Thursday, July 14, 2011

Royal catchfly, a beautifully sticky bit of business

Before we get on with the business at hand - royal catchfly - I want to share two beautiful images of one of our rarer birds, courtesy of Dane Adams. Emil Bacik discovered not one, but two Piping Plovers at Lorain Harbor on Lake Erie yesterday. They are still there as of today, and Dane made the scene.

Photo: Dane Adams

The Great Lakes population of Piping Plover is imperiled, to say the least. Listed as federally endangered, this charismatic species had plummeted to about 12 breeding pairs by 1983. Protection of their beach nesting habitats has allowed for some growth in the population, and current estimates place the number of pairs at less than 70. There may have been as many as 700 breeding pairs along the Great Lakes prior to European settlement. Some of them bred on Ohio's Lake Erie beaches, but the last nesting dates to 1942. We only get the occasional migrant now, such as these birds in Dane's photos.

Photo: Dane Adams

You may have noticed that these birds' legs are heavily ornamented with bands. The colors and combinations indicate where they originated, and when. I suspect that someone is running down this information, and if I learn the back story on these pipers, I'll pass it along.

Anyway, in perhaps the world's first blog post to combine Piping Plovers and royal catchfly, we switch gears and jump into Bigelow Cemetery, a remnant of the once vast Darby Plains tallgrass prairie. Bigelow is a state nature preserve not far west of Columbus, Ohio, and is a must-see for anyone interested in prairies.

I was there recently, and the star of the prairie show, royal catchfly, Silene regia, was nearing peak bloom. This is a big plant; its magnificent spikes can shoot up four feet or more.

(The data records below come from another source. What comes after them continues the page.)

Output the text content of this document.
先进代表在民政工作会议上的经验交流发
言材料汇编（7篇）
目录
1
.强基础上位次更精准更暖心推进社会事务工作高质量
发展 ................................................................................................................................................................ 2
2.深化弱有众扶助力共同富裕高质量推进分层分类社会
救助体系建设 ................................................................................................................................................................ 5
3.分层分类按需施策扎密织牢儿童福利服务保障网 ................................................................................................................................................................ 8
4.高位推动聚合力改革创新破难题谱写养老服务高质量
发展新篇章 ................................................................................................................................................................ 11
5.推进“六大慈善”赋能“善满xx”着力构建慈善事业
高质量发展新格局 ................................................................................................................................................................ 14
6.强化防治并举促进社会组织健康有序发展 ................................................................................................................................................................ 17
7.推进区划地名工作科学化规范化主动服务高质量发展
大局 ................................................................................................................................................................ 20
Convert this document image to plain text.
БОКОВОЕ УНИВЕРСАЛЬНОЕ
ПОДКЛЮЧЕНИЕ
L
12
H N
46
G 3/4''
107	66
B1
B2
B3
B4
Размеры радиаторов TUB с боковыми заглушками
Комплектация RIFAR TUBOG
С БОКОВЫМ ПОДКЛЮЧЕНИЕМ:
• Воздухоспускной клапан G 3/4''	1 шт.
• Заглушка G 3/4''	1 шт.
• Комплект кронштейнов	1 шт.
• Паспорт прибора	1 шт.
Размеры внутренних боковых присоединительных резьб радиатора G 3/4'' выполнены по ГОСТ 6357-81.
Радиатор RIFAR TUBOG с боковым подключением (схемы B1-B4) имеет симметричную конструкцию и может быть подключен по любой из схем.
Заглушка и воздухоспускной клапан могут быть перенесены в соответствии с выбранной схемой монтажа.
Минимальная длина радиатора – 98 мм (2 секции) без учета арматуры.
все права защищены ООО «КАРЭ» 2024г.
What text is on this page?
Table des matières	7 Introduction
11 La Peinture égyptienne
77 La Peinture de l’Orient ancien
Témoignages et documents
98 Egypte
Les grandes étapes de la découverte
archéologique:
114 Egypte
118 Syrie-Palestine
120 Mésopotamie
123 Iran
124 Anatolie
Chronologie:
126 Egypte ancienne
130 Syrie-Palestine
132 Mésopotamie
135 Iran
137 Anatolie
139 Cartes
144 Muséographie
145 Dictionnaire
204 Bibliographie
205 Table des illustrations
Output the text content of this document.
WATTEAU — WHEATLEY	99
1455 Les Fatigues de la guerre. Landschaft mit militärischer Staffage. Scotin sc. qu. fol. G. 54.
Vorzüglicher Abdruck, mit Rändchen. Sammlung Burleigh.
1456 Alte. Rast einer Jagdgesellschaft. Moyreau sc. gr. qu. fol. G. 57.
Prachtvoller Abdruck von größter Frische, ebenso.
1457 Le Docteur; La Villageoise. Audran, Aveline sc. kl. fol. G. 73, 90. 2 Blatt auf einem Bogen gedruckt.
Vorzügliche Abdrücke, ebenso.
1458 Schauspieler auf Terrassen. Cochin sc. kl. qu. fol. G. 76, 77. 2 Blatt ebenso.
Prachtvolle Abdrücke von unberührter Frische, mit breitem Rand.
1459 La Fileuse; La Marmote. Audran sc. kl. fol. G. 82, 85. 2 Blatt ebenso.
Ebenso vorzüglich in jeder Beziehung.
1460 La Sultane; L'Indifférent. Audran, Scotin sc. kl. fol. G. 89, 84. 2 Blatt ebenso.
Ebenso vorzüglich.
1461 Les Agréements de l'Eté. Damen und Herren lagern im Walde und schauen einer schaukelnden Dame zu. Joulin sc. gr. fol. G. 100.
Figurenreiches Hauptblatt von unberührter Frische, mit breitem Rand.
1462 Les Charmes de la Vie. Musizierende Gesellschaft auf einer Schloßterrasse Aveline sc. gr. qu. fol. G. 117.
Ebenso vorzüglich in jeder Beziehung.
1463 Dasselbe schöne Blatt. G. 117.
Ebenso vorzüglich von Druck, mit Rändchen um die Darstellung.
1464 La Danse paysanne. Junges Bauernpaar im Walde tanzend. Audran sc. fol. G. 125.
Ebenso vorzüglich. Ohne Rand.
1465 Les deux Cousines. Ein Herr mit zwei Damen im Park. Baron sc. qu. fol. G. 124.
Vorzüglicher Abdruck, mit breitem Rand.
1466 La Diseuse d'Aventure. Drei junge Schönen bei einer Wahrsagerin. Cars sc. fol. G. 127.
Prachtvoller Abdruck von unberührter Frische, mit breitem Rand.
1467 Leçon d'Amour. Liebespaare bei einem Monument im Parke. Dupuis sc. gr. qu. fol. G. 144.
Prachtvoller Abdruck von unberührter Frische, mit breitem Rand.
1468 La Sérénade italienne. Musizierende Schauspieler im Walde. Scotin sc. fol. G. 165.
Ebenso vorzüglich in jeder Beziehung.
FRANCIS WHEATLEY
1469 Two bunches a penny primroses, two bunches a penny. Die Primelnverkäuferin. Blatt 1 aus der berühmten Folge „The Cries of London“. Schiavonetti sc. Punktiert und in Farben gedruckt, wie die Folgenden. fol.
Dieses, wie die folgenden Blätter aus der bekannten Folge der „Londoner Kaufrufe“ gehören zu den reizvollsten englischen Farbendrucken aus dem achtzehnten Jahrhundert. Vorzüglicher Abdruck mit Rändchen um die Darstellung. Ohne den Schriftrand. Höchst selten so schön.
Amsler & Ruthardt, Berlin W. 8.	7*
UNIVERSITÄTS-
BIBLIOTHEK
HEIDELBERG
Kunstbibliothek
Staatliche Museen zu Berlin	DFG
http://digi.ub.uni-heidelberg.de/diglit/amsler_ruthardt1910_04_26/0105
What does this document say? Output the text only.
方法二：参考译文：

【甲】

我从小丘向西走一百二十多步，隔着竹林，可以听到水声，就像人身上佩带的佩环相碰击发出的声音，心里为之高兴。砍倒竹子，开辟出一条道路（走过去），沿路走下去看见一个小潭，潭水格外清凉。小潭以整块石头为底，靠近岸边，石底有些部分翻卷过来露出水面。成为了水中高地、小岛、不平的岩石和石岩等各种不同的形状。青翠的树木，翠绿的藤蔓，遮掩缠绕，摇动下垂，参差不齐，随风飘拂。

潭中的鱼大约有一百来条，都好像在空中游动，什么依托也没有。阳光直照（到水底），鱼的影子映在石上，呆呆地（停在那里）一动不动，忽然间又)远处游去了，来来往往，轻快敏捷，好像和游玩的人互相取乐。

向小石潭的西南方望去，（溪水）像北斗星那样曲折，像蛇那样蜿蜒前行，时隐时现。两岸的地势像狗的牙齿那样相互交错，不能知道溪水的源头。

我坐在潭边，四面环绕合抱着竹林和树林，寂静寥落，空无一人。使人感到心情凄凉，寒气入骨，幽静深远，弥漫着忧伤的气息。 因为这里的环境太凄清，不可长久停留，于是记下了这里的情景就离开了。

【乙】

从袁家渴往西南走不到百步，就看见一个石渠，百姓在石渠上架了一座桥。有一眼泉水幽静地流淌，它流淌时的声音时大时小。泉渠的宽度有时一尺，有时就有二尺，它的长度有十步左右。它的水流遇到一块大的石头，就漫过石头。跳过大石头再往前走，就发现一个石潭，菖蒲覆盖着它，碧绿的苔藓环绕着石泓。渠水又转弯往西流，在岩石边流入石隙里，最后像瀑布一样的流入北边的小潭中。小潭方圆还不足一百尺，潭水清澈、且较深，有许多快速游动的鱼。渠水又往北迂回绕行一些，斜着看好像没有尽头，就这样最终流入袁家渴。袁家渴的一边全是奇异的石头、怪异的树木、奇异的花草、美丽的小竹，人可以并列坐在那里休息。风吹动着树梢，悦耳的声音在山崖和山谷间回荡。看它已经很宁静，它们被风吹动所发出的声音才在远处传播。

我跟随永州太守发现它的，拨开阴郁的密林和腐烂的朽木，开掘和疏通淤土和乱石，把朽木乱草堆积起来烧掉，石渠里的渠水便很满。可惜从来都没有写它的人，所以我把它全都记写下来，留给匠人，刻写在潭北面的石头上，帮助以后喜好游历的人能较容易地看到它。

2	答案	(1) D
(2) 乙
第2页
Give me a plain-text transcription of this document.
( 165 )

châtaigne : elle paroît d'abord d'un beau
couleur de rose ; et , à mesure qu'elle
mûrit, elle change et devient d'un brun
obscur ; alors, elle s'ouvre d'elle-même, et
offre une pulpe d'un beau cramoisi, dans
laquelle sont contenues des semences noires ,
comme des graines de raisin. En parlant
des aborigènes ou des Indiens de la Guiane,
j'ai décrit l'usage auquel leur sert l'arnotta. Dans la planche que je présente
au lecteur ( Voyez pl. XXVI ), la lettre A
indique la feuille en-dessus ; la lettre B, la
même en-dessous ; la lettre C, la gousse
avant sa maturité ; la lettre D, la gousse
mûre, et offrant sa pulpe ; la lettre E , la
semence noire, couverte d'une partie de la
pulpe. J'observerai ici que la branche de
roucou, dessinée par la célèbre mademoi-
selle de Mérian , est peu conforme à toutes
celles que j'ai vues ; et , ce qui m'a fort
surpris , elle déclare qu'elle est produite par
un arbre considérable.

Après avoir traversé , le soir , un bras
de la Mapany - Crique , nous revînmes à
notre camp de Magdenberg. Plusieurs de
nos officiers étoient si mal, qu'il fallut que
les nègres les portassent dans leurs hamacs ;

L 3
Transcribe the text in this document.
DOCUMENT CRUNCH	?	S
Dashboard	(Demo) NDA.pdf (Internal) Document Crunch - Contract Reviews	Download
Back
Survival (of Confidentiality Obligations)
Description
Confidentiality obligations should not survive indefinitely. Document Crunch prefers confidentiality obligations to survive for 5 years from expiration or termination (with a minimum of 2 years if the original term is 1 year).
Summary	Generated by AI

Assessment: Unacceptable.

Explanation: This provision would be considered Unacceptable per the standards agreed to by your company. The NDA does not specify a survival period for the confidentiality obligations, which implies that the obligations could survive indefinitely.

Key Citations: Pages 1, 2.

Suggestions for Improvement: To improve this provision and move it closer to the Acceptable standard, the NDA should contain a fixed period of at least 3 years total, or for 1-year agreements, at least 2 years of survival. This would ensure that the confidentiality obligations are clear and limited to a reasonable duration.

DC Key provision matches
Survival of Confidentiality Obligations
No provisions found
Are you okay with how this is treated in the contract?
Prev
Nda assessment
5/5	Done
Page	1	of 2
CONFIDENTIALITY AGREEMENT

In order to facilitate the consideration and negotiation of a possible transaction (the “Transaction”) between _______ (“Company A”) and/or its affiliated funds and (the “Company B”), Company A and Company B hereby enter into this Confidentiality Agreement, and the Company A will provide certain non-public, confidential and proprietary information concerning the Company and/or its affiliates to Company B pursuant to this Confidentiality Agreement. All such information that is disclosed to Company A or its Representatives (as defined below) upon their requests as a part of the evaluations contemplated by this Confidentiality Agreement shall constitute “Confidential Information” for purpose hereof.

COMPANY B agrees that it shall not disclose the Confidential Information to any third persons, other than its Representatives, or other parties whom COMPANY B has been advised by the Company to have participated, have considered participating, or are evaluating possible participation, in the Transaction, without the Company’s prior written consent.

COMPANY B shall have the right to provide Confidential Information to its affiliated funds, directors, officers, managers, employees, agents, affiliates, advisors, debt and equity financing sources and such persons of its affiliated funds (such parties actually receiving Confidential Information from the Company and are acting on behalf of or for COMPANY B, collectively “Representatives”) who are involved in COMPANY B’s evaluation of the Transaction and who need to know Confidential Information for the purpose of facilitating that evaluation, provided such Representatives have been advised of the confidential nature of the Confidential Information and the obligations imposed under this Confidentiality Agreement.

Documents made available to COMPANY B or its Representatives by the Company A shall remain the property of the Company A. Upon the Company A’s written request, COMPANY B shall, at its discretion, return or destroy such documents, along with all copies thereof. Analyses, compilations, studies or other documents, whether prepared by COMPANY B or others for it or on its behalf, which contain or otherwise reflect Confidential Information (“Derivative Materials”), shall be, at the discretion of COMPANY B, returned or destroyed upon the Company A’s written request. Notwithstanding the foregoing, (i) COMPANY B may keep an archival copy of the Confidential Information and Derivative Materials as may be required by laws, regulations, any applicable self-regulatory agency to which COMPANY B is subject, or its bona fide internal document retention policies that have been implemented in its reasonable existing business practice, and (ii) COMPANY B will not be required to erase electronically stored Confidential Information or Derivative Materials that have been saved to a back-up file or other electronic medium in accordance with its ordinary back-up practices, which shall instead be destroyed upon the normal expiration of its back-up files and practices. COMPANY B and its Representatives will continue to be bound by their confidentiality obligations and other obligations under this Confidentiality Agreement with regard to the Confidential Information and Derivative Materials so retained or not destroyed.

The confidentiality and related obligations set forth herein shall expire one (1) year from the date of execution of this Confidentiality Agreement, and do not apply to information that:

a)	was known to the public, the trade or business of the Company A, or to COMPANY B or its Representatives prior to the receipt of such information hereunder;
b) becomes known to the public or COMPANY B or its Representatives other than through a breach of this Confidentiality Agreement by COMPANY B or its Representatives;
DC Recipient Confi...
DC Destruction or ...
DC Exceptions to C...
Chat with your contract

If you are interested in planting native species, especially in the context of a prairie garden, royal catchfly is a must-have. Several vendors, most notably the Ohio Prairie Nursery, had them for sale at last weekend's Midwest Native Plant Conference and sold lots. By the way, that conference went smashingly and was a ball, and I'll be sharing some photos from the event later.

The brilliant red flowers are star-shaped and sport a long corolla tube. Not surprisingly, they never fail to attract Ruby-throated Hummingbirds.

Here's why royal catchfly - and many of its brethren in the genus Silene - has the "catch fly" in its name. In this tight shot of the upper stem, we see gnatlike bugs and even a few beetles that became ensnared by the plant's viscous glanduar hairs, got stuck, and perished. Press a calyx - the tubular lower portion of the flower - between your fingers sometime. You'll instantly notice the Elmer's Glue-like quality of the plant.

This sort of thing interests me. It stands to reason that these sticky hairs that arm the upper portions of the plant are a defense against insects making their way up the plant from the ground. The plant is, in essence, trying to select for airborn pollinators such as the aforementioned hummingbirds, as those pollinators are probably a more efficient way to disperse pollen. But, when hairs such as these on the catchfly evolve to such a stickiness that they kill insects, is this a step towards evolving carnivory? In fact, I wonder if anyone has looked at royal catchfly to see if the plant already is capable of assimilating proteins and other useful goodies from the bugs that die on its stems.

Not all small insects perish on the gluey catchfly stems. I noticed that many of the plants had small colonies of of tiny blackish lentil-shaped aphids, which seemed to be able to move around with ease and are presumably completely specialized to feed on royal catchfly. All of these aphid colonies were tended by ants -two of them can be seen in this photo - and they also had no problem negotiating the sticky stems. Ants often associate with aphids, feeding on nutritious "honeydew" secreted by the tiny insects. In return, the brutish and warlike ants guard the helpless aphids against predators.